MTX・生物学的製剤により寛解が達成できて、寛解を長期維持できれば、生物学的製剤の中止・MTXの減量中止を考慮する。その際にcsDMARDsを使用すると、MTX・生物学的製剤の減量をはかることができる。
csDMARDとしてはイグラモチドを使用するという内容だったが、これは販売している会社のスポンサードレクチャーだから。臨床リウマチ学会はこのスポンサードレクチャーがやたらと多いのが特徴。
膠原病診療における自己抗体検査の活用法
膠原病の自己抗体測定は、1)診断の補助、2)病型分類、3)疾患活動性や治療効果の評価、に使用する。
・全身性硬化症(SSc) 抗Scl-70抗体:びまん性皮膚硬化、間質性肺炎。抗セントロメア抗体:限局性皮膚硬化、CREST症候群。抗RNAポリメラーゼ抗体Ⅲ抗体:びまん性皮膚硬化(急速に皮膚硬化が進行)、強皮症腎クリーゼ(20%)。強皮症腎クリーゼ(Scleroderma renal crisis:SRC)は悪性高血圧と急速進行性腎機能障害を呈する。アンジオテンシン変換酵素阻害薬(ACEI)で改善。pareneoplastic SSc(診断時、10~20%に悪性腫瘍)。

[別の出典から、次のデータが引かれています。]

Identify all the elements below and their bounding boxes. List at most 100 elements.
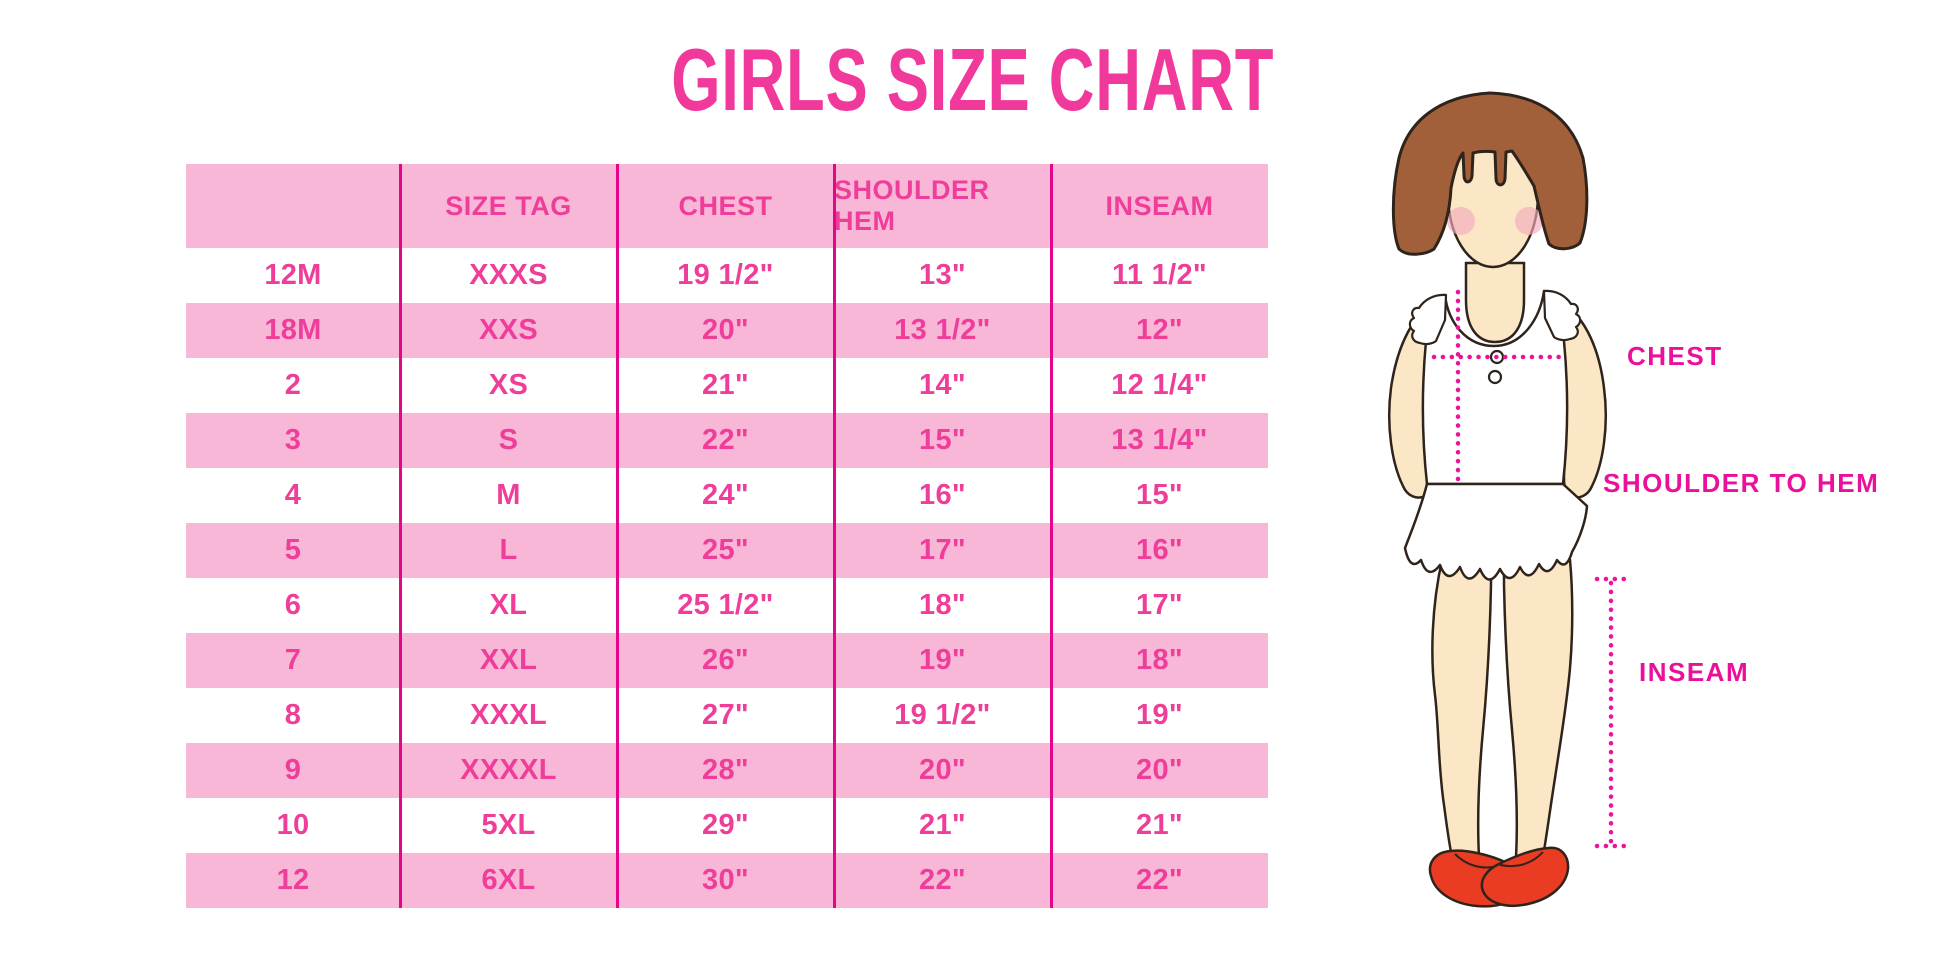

・多発性筋炎 抗ARS抗体:間質性肺炎(NPIPパターン)。抗MDA5抗体:無筋症性皮膚筋炎(amyopathic dermatomyositis:ADM)で、急速進行性間質性肺炎をきたす。抗TIF-γ抗体:悪性腫瘍を併発(40歳以上で72%、60歳以上で85%)。抗Mi-2抗体:ステロイドの反応性は良好だが、再発しやすい。(抗Mi-2抗体と抗TIF-γ抗体は交差反応を起こす) 抗SRP抗体:免疫介在性壊死性ミオパチー。
RA治療におけるリスクマネージメント(肺感染症)
RAに潜む感染症発症リスク 1.リウマチ患者の免疫異常(Tリンパ球の病原体認識低下) 2.疾患活動性の高いリウマチ患者では重症感染症リスクが高い(CRP0.05を保つ)、3.リウマチ関連肺疾患による感染症(10%に合併する間質性肺炎では、肺炎が発症しやすく、肺癌の発生しやすい。気腫合併間質性肺炎は上葉に気腫性病変、下葉に線維化病変があり、肺癌リスクが50%と高い。)、4.リウマチ治療の免疫抑制薬による特殊な感染症(結核特に播種性結核、非結核性抗酸菌症、Pneumocystis jiroveciを含む真菌症、細胞内寄生菌。bDMARDsによる感染症は治療開始から6か月~1年での発症が多い。bMARDs間で感染症発症リスクに差はない。)
感染症発症リスクのチェック 胸部X線・胸部CT(HRCT)、白血球分画(好中球・リンパ球)・ステロイド長期服用歴、HBc抗体、IGRA。結核は肺外結核の頻度が高い。
膠原病を見逃さない皮疹の意味とコツ
全身性硬化症 1.レイノー現象、手の潮紅、2.手のむくみ感(手指が厚ぼったく触れる、PIPのシワが厚い)、3.爪上皮出血点、4.指尖部虫食い状瘢痕、5.毛細血管拡張。
皮膚筋炎 1.爪上皮出血点・爪囲紅斑、2.ゴットロン潮紅、3.メカニクスハンズ(指の横の角化)、4.ヘリオトロープ疹・顔面紅斑、5.掻痒の強い掻把性皮膚炎。
SLE 1.蝶形紅斑・耳介紅斑、2.手掌や手指の滲出性紅斑、3.粘膜潰瘍(硬口蓋の海洋が特徴的)、4.非瘢痕性脱毛、5.繁盛丘疹上位ループス。
シェーグレン症候群 16%に皮膚症状。1.再発性遠心性環状紅斑(特異的、急性)、2.指節性紅斑(非特異的、急性)、3.蕁麻疹様血管炎・皮膚血管炎(非特異的、急性) 皮疹を有するシェーグレン症候群は全身性臓器障害を伴う。
文章にするとわかりにくいが、多数のスライドで膠原病の皮疹が見られてよかった。リウマチ膠原病の皮疹のアトラスが出ていので購入してみよう。